Natural active agents, such as essential oils/extracts based on plant parts, spices, herbs, animal-based enzymes (lysozyme, lactoferrin), and bacteriocins derived from microbial sources (nisin and pediocin), have been tested for their active ingredient against pathogens and spoilage bacteria in various food products [14]. The preponderance of herbs and plant parts remains unexplored and neglected as an antimicrobial option in food. In Southeast Asian nations, Piper betle L. (Piperaceae), a fragmented herb usually known as betel leaf, is used for chewing, fragrance, color, and medicinal purposes [15]. However, a large portion of the unsold perishable leaves is discarded [15,16]. Wastage can be reduced by extracting unsold leaves for extract or essential oil, both of which have potential industrial futures [16]. A broad range of active compounds has been identified, such as polyphenols, terpenes, etc. [17]. However, these active compounds may have a volatile nature and possess strong aromas or tastes that could change the flavor of coated fruits and vegetables, the use of encapsulation is a more effective solution to address this issue.
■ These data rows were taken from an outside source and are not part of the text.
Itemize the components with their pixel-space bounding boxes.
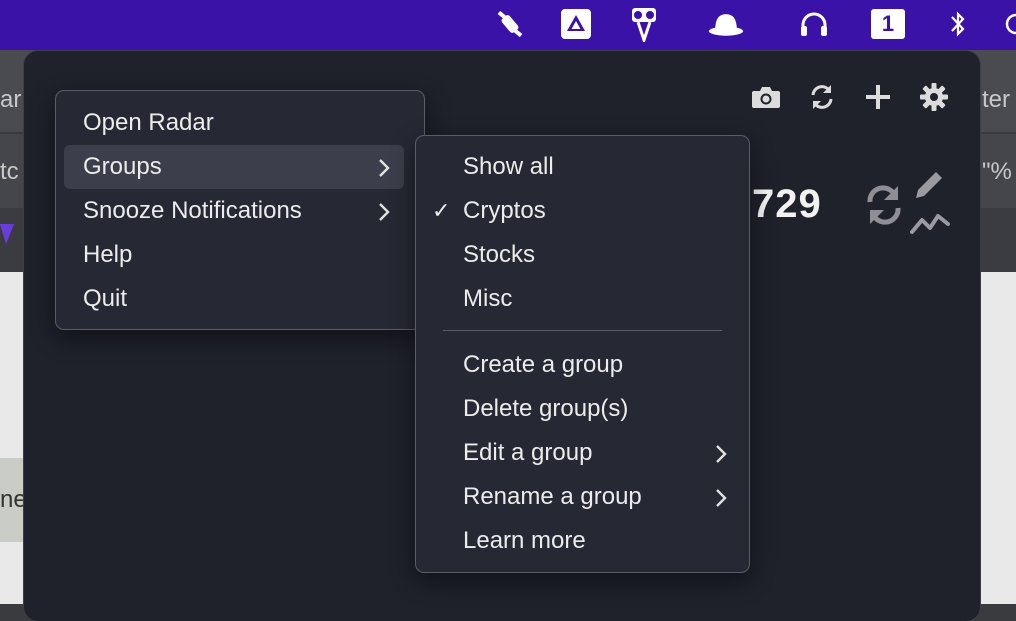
chart-line-icon[interactable] bbox=[910, 210, 950, 241]
drive-icon[interactable] bbox=[558, 8, 594, 40]
background-text: tc bbox=[0, 158, 19, 185]
edit-pencil-icon[interactable] bbox=[912, 168, 946, 207]
headphones-icon[interactable] bbox=[796, 8, 832, 40]
camera-icon[interactable] bbox=[749, 80, 783, 114]
menu-item-label: Groups bbox=[83, 153, 162, 180]
one-password-label: 1 bbox=[871, 9, 905, 39]
menu-item-label: Learn more bbox=[463, 527, 586, 554]
background-text: "% bbox=[982, 158, 1012, 185]
menu-item-cryptos[interactable]: ✓ Cryptos bbox=[424, 189, 741, 233]
menu-item-stocks[interactable]: Stocks bbox=[424, 233, 741, 277]
chevron-right-icon bbox=[715, 431, 727, 475]
chevron-right-icon bbox=[378, 145, 390, 189]
menu-item-label: Edit a group bbox=[463, 439, 593, 466]
menu-item-label: Rename a group bbox=[463, 483, 642, 510]
menu-item-delete-groups[interactable]: Delete group(s) bbox=[424, 387, 741, 431]
gear-icon[interactable] bbox=[917, 80, 951, 114]
menu-item-edit-group[interactable]: Edit a group bbox=[424, 431, 741, 475]
menu-item-label: Cryptos bbox=[463, 197, 546, 224]
menu-item-label: Show all bbox=[463, 153, 554, 180]
menu-item-snooze-notifications[interactable]: Snooze Notifications bbox=[64, 189, 404, 233]
refresh-icon[interactable] bbox=[805, 80, 839, 114]
bluetooth-icon[interactable] bbox=[940, 8, 976, 40]
one-password-icon[interactable]: 1 bbox=[870, 8, 906, 40]
chevron-right-icon bbox=[378, 189, 390, 233]
background-text: ter bbox=[982, 86, 1011, 113]
menu-item-label: Create a group bbox=[463, 351, 624, 378]
background-text: ar bbox=[0, 86, 22, 113]
groups-submenu: Show all ✓ Cryptos Stocks Misc Create a … bbox=[415, 135, 750, 573]
add-icon[interactable] bbox=[861, 80, 895, 114]
menu-item-label: Help bbox=[83, 241, 133, 268]
menu-item-label: Stocks bbox=[463, 241, 536, 268]
hat-icon[interactable] bbox=[708, 8, 744, 40]
menu-item-learn-more[interactable]: Learn more bbox=[424, 519, 741, 563]
radar-menu: Open Radar Groups Snooze Notifications H… bbox=[55, 90, 425, 330]
menu-item-label: Snooze Notifications bbox=[83, 197, 302, 224]
menu-item-misc[interactable]: Misc bbox=[424, 277, 741, 321]
menu-separator bbox=[443, 330, 722, 331]
menu-item-rename-group[interactable]: Rename a group bbox=[424, 475, 741, 519]
menu-item-groups[interactable]: Groups bbox=[64, 145, 404, 189]
menu-item-help[interactable]: Help bbox=[64, 233, 404, 277]
price-value: 729 bbox=[752, 182, 822, 226]
checkmark-icon: ✓ bbox=[432, 198, 451, 223]
background-tab-icon bbox=[0, 220, 16, 246]
row-refresh-icon[interactable] bbox=[864, 184, 904, 231]
chevron-right-icon bbox=[715, 475, 727, 519]
menu-bar: 1 bbox=[0, 0, 1016, 50]
menu-item-label: Misc bbox=[463, 285, 513, 312]
menu-item-show-all[interactable]: Show all bbox=[424, 145, 741, 189]
background-text: ne bbox=[0, 486, 27, 513]
satellite-icon[interactable] bbox=[492, 8, 528, 40]
menu-item-create-group[interactable]: Create a group bbox=[424, 343, 741, 387]
menu-item-label: Open Radar bbox=[83, 109, 214, 136]
menu-item-label: Quit bbox=[83, 285, 128, 312]
menu-item-quit[interactable]: Quit bbox=[64, 277, 404, 321]
scissors-icon[interactable] bbox=[626, 8, 662, 42]
menu-item-open-radar[interactable]: Open Radar bbox=[64, 101, 404, 145]
menu-item-label: Delete group(s) bbox=[463, 395, 629, 422]
control-center-icon[interactable] bbox=[1002, 8, 1016, 40]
Encapsulating active ingredients in edible coatings can help control microbial development and improve food storage quality. Extract active ingredients (phenolic compounds) have high volatility and insoluble properties, making them unsuitable for the food system. Xanthan gum (XG) is a high molecular weight extracellular polysaccharide produced by Xanthomonas campestris and is one of the most important commercial microbial hydrocolloids used in the food industry [18,19]. The encapsulation of active ingredients can not only ensure the physical stability of active ingredients that enhances their bioactivity in the extract while mitigating the extract's organoleptic properties but also offer distinctive antioxidant and antibacterial capabilities [7].
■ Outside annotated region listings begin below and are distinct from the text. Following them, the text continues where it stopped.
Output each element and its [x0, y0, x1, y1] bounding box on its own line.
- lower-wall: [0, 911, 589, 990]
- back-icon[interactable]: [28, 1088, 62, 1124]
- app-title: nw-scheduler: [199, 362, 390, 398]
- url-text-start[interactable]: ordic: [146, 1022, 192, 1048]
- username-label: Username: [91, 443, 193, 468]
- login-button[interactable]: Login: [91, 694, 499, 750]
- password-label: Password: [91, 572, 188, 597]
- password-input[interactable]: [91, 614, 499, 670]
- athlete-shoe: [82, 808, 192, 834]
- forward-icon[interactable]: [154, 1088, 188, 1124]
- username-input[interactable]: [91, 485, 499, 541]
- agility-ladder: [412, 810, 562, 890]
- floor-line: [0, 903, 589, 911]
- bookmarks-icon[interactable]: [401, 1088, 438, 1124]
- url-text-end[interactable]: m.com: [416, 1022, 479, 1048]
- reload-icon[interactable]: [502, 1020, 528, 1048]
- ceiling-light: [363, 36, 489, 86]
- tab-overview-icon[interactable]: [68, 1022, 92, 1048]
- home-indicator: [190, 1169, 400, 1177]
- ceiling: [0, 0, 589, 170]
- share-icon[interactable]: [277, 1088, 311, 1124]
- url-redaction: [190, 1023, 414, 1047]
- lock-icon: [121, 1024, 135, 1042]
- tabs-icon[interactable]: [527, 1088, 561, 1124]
Tomato, as the second most important crop, is an ideal model to explore the effectiveness of active edible coatings on fresh produce. Tomato has an annual production of 163 million tons [20]. 50 % of tomato production is lost during postharvest handling, leading to economic losses and environmental pollutants. To reduce food wastage, it is important to explore new methods of preservation, such as active edible coatings, to maintain quality of tomatoes by functioning as solute, vapor and gas barriers quality and extend the shelf life of tomatoes [21,22].

This work aims to create a novel and active edible coating for fresh produce preservation by encapsulating betel leaf extract within xanthan gum-based nanoemulsion. The different formulation-based coating was designed to offer antimicrobial attributes specifically for foodborne pathogens on tomatoes. The methodology involved the extraction of active compounds from betel leaves utilizing methanol as the solvent. The phenolic and flavonoid content and antioxidant capabilities of the methanol extract of BLE were analyzed. A stable formulation of the active coating was prepared using the NE technique. The active coating using different concentrations of Tween 80 (1 % and 3 % w/v), XG (0.1 % to 0.5 % w/v), and BLE (1 % to 5 % w/v) were assessed for physical stability, viscosity, and antimicrobial effectiveness. Tomatoes applied with active NE coatings were stored at various temperatures until 27 days. We further assessed the coating's antimicrobial properties and its impact on both tomato quality and shelf-life extension. This study demonstrates the significant potential of utilizing XG NE incorporating BLE as an effective coating strategy to prolong the shelf life of fresh produce.